On March 21, the U.S. House of Representatives passed S.B. 2393, which extends through 2017 the provision of the Servicemembers Civil Relief Act’s (SCRA) that protects servicemembers against foreclosure without a court order or waiver for one year following completion of their service. On January 1, 2016, the foreclosure protection provision reverted back to the period of active duty military service plus 90 days, rather than the period of active duty military service plus one year. Upon the President’s signature, the SCRA’s protection against foreclosure without a court order or waiver will return to the period of active duty military service plus one year through December 31, 2017.
On March 22, the CFPB released its fourth annual report highlighting complaints the agency received in 2015 from servicemembers, veterans, and their families. According to the report, debt collection complaints continue to be the most common. The report states that, between January 1, 2015 and December 31, 2015, the CFPB received more than 19,000 complaints from the military community, 46% of which related to the debt collection industry. Complaints related to mortgages and credit reporting follow at 15% and 11%, respectively. The report also summarizes four public enforcement actions in 2015, noting that the actions provided servicemembers with more than $5 million in refunds and other relief.
On December 22, New York AG Schneiderman announced that more than 3,000 consumers received partial compensation from funds stemming from a global settlement negotiated by AG Schneiderman and the CFPB. In July 2014, the CFPB and 13 state AGs announced a consent order with a military consumer lender requiring it to provide $92 million in debt relief to approximately 17,000 U.S. servicemembers and other consumers affected by the company’s alleged predatory lending scheme. At the time of the order, the company was in Chapter 7 bankruptcy and the redress requirement was suspended until it complied with the debt-relief provisions of the consent order. The recent redress payment exceeds $3.7 million and was issued to 82 victims in New York.
FTC Signs Memorandum of Agreement to Prevent Fraudulent and Deceptive Practices Against Servicemembers
On November 12, the FTC announced that it signed a Memorandum of Agreement with the Veterans Administration (VA) to provide mutual assistance in preventing fraudulent and deceptive acts by “institutions of higher learning and other establishments that offer training” targeting U.S. servicemembers, veterans, and dependents using military education benefits. In its press release, the FTC warned servicemembers of for-profit schools that may make unrealistic promises and pressure them to enroll in unnecessary courses or take out loans they may not be able to pay off.

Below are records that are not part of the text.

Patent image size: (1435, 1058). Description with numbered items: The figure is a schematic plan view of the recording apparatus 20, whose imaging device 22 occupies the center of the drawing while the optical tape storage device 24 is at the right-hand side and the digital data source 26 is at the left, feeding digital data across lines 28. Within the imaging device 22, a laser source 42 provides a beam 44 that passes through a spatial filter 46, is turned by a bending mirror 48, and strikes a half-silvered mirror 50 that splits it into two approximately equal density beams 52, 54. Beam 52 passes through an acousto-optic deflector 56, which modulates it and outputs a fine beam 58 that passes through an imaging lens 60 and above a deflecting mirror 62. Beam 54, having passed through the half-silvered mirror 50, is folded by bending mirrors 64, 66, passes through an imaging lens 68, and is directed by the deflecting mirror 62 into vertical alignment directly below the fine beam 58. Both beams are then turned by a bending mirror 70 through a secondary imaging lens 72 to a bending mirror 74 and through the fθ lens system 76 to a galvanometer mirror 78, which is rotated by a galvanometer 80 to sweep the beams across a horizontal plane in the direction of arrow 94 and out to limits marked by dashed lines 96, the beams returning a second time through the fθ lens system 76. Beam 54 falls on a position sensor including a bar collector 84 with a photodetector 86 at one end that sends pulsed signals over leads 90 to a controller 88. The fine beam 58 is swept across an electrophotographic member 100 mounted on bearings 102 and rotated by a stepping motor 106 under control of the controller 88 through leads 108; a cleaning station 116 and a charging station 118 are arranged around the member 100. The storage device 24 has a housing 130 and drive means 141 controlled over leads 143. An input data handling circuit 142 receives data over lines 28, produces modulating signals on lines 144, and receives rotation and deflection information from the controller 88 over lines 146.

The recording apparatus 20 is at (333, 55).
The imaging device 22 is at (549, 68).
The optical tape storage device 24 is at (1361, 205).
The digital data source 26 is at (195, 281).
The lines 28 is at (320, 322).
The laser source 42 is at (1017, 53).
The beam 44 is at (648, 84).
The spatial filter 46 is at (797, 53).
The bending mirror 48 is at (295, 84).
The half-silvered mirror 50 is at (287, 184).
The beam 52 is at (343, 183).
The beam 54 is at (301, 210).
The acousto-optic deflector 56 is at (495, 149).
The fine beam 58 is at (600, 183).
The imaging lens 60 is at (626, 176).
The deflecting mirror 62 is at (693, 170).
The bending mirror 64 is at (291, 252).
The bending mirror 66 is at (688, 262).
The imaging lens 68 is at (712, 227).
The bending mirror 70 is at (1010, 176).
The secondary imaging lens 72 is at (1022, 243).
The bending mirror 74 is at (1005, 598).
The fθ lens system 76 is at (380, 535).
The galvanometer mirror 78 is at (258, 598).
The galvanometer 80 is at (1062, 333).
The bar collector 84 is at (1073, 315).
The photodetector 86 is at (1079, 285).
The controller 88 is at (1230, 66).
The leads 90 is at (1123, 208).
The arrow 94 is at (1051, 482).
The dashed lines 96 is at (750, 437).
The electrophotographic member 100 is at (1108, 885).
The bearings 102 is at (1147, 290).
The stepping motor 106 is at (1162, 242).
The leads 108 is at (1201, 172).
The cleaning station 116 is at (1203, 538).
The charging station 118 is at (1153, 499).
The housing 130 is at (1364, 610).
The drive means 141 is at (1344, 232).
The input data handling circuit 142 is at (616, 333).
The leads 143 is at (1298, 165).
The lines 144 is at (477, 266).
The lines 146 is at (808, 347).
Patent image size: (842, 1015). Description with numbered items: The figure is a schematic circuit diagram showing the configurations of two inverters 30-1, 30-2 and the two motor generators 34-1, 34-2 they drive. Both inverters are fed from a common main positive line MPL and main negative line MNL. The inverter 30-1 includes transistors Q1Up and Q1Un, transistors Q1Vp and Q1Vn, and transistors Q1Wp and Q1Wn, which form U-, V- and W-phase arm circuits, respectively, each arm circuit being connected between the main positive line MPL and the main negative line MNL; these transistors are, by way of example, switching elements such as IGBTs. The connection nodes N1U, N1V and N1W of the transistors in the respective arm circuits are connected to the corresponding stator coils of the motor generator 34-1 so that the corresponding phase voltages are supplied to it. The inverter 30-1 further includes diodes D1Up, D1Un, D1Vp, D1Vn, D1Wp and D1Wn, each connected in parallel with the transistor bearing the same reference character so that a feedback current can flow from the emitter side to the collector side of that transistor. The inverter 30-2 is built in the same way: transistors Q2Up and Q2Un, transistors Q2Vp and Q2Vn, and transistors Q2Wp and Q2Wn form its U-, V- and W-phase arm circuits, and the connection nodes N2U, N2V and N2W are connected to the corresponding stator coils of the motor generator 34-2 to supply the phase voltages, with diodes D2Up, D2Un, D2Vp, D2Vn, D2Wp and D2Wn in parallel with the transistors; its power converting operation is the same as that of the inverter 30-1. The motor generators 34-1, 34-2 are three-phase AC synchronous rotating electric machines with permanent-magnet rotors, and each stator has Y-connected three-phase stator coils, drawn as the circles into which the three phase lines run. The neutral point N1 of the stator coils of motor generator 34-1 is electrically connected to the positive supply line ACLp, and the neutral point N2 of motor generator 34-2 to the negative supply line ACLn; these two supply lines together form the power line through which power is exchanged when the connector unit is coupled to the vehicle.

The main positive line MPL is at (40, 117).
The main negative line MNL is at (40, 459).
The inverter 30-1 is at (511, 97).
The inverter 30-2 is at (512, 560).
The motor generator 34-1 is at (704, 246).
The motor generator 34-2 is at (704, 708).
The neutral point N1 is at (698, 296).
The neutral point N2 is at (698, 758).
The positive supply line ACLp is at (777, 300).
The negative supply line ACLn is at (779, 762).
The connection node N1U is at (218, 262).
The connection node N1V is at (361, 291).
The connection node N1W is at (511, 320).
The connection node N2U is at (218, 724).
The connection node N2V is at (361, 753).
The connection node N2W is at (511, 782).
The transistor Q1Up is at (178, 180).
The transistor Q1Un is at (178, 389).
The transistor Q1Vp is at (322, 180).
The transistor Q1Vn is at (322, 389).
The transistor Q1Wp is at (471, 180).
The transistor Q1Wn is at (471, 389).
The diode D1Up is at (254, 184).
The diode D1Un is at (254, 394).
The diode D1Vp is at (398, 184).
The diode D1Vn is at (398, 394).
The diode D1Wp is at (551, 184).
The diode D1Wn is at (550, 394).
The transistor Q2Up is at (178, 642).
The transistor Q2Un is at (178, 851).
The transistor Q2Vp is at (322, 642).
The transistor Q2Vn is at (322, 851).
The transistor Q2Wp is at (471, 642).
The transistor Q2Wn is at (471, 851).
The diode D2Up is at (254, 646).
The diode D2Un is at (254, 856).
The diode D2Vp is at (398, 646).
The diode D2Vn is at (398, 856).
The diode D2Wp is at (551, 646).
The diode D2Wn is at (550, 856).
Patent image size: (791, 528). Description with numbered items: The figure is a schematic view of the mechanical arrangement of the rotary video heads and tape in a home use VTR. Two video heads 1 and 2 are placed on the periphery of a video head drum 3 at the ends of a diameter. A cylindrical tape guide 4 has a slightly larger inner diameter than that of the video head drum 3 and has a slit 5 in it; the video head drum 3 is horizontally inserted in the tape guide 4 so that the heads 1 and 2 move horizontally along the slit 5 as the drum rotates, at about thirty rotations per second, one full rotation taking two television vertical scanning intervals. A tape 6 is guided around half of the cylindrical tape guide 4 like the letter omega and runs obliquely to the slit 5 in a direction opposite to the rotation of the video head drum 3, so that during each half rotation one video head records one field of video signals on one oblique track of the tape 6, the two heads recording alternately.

Rhode Island Modifies its Fair Housing Practices Act to Include Military Status Under Discrimination Protections
On July 9, Governor Raimondo signed S.0241, which amends the Rhode Island Fair Housing Practices Act to include discrimination based on a person’s military status as a prohibited and unlawful housing and credit granting practice. Protected classes now include veterans with an honorable discharge (or an honorable or general administrative discharge), and active servicemembers in the Armed Forces. The amendments are effective immediately.